From: Sergey Matveev <stargrave@stargrave.org>
Date: Sat, 13 Aug 2022 17:01:30 +0000 (+0300)
Subject: Slightly refactored documentation
X-Git-Tag: v0.1.0~5
X-Git-Url: http://www.git.stargrave.org/?p=glocate.git;a=commitdiff_plain;h=ecb9a41c73d8d7d8c75215c57d5d91f6c476098d756489036bedb8f136e8fb9e

Slightly refactored documentation
---

diff --git a/FORMAT b/FORMAT
new file mode 100644
index 0000000..6becd33
--- /dev/null
+++ b/FORMAT
@@ -0,0 +1,49 @@
+Storage format is simple: Zstandard-compressed list of records:
+
+* 16-bit BE size of the following name
+* entity (file, directory, symbolic link, etc) name itself.
+  Directory has trailing "/"
+* single byte indicating current file's depth
+* 64-bit BE mtime seconds
+* 64-bit BE file or directory (sum of all files and directories) size
+
+Index algorithm:
+
+* traverse over all filesystem hierarchy in a *sorted* order.

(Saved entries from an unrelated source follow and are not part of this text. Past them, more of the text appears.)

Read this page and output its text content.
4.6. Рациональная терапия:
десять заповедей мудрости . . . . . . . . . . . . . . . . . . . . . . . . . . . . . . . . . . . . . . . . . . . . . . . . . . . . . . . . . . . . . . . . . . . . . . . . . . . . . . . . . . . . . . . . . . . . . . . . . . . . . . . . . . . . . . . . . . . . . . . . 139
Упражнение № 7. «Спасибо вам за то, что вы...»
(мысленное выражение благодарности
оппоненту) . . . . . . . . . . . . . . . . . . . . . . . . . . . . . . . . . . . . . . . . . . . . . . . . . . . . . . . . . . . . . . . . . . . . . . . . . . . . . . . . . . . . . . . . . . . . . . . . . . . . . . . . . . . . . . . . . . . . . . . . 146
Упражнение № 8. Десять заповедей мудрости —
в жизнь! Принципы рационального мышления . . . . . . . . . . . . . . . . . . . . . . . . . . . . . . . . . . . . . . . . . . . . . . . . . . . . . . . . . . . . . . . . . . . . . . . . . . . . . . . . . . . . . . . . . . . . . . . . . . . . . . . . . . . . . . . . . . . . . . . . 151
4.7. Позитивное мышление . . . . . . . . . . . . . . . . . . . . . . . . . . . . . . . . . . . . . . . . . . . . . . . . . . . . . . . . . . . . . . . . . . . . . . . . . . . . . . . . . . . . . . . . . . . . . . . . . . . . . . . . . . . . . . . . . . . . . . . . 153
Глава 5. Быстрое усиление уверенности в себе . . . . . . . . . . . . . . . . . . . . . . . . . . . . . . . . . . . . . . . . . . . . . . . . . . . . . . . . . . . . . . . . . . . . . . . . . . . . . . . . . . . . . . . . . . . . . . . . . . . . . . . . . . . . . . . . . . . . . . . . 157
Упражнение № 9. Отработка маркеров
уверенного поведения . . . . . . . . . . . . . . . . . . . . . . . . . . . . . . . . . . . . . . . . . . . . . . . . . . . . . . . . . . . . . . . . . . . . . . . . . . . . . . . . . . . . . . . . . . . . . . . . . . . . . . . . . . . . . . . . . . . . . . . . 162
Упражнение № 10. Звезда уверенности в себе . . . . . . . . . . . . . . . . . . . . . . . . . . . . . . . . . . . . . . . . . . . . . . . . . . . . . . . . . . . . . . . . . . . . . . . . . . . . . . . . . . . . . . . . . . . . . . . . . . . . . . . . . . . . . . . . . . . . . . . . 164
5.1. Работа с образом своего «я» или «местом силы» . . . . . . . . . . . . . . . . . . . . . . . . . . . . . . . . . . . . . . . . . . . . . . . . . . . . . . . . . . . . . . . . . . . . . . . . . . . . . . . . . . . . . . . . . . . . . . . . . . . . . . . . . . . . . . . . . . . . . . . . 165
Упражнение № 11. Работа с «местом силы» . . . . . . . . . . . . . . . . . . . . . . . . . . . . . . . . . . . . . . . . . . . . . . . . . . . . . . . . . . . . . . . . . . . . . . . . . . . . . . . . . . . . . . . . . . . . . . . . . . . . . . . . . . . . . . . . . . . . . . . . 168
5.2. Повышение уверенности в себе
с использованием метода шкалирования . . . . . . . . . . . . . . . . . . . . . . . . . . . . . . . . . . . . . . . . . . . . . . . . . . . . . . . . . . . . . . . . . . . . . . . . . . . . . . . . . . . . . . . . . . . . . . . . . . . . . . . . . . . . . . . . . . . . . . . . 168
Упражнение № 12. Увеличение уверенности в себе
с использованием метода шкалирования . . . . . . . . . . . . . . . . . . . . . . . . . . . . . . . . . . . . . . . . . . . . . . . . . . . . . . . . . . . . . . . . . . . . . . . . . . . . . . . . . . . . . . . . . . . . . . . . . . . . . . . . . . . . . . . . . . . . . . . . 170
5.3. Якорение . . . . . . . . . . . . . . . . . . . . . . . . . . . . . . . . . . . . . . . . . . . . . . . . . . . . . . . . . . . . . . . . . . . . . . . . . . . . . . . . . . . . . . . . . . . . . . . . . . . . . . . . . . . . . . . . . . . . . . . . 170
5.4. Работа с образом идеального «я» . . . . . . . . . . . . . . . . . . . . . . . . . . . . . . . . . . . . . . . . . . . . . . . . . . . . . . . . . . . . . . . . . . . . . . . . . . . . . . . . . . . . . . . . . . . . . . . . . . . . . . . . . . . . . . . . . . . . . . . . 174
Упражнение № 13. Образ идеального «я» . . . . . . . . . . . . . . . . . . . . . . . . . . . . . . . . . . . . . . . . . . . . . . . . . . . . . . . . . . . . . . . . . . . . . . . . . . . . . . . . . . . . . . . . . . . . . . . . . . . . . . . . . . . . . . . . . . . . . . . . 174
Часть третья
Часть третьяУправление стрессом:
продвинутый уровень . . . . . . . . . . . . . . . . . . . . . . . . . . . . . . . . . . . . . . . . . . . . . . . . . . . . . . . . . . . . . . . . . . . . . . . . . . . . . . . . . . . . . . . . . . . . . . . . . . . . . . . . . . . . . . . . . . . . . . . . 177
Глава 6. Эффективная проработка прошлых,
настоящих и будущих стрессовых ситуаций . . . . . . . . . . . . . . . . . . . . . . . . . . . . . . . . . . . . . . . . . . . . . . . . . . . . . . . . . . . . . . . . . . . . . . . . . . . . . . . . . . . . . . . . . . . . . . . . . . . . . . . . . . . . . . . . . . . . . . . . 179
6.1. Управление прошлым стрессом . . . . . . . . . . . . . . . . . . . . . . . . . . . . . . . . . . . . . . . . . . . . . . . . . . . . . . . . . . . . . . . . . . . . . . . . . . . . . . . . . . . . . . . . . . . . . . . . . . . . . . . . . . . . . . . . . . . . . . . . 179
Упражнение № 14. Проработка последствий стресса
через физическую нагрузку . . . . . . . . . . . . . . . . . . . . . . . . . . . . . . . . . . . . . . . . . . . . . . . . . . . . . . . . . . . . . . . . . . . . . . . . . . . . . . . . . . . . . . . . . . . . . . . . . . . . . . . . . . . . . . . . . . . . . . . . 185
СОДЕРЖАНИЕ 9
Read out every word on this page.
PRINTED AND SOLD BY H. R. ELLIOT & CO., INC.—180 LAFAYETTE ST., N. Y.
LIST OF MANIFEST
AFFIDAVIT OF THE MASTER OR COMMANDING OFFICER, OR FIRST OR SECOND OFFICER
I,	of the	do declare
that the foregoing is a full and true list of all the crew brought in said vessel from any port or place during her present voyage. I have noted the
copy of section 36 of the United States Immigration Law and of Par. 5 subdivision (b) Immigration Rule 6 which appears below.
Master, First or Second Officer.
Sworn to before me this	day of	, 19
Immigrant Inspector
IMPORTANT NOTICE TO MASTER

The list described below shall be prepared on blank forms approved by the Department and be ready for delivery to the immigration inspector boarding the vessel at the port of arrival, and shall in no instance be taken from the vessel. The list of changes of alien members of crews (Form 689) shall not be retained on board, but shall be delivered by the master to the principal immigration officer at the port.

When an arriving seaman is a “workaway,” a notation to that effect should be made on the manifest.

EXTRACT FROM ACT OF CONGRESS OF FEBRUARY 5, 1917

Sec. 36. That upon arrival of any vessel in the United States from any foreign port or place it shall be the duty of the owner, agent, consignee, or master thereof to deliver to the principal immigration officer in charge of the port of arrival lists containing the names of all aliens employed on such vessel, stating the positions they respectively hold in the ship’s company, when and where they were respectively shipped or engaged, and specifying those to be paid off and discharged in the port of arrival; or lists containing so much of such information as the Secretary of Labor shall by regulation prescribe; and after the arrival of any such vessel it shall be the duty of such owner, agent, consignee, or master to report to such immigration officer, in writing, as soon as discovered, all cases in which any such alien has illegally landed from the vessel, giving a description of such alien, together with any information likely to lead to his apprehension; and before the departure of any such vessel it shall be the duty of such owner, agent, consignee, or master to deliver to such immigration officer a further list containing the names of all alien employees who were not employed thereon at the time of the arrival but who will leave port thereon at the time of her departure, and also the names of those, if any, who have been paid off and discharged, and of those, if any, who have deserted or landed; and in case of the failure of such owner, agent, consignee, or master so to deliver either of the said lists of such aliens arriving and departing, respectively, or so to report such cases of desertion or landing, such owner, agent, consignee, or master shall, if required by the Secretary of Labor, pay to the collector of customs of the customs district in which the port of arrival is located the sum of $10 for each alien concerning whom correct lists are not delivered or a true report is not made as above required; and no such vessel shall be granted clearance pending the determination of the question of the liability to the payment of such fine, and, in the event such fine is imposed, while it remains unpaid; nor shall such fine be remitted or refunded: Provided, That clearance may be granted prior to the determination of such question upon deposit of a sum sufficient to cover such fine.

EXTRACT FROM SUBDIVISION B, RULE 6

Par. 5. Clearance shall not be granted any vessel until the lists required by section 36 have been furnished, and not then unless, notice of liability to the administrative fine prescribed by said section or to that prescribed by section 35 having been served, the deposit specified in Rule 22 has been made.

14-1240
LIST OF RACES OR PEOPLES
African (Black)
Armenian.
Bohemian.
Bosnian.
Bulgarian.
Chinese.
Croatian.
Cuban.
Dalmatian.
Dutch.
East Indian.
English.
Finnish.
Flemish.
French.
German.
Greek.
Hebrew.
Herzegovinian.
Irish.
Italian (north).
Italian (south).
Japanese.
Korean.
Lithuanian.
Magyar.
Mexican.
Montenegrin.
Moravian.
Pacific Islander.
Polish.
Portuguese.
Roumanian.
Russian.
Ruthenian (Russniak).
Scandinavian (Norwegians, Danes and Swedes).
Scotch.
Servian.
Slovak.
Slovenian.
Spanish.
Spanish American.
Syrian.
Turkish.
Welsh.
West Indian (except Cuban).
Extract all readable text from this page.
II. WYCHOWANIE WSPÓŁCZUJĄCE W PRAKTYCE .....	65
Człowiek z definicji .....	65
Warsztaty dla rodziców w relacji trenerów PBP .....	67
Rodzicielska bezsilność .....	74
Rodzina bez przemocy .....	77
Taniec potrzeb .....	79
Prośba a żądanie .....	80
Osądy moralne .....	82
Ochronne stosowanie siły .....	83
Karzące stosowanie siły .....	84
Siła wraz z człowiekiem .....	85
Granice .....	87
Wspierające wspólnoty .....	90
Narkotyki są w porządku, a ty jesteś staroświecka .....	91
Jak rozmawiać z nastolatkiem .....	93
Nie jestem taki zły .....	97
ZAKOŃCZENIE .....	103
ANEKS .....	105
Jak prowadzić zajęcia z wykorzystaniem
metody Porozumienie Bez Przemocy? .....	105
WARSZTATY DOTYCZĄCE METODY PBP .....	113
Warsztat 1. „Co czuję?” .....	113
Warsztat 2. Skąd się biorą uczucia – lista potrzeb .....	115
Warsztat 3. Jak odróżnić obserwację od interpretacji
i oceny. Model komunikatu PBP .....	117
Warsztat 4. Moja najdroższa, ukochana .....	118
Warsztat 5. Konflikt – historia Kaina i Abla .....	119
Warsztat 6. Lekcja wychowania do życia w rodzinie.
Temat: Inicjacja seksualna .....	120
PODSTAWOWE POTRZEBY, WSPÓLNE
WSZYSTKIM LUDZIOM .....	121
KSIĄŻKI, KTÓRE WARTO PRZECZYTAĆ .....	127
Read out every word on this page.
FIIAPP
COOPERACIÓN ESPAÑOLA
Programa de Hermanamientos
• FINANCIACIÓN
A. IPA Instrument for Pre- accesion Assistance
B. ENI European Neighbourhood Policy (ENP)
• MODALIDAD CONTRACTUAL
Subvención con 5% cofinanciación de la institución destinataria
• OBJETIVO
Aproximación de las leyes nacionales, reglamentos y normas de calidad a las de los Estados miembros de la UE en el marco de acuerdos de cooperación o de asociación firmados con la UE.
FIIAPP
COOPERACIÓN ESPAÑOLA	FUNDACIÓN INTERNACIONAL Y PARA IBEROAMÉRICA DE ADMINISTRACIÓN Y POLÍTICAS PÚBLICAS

All
+  records are written to temporary file, without directory sizes,
+  because they are not known in advance during the walk
+* during the walk, remember in memory each directory's total size
+* read all records from that temporary file, writing to another one,
+  replacing directory sizes with ones remembered
+
+Search is trivial:
+
+* searching is performed on each record streamed from the database
+* if -root is specified, then search will stop after that hierarchy
+  part is over
+* by default all elements are printed, unless you provide a single
+  argument that becomes "*X*" pattern matched on case-lowered path
+  elements
+
+Update algorithm:
+
+* read all [-+MR] actions from "zfs diff -FH", validating the whole
+  format
+* each "R" for the file becomes "-" and "+" actions
+* if there are "R"s for directories, then stream current database and
+  get each file entity for those directories, making "-" and "+"
+  actions correspondingly
+* each "+" also adds an entry to the list of "M"s
+* sort all "-", "+" and "M" filenames in ascending order
+* get entity's information for each "M" (remembering its size and mtime)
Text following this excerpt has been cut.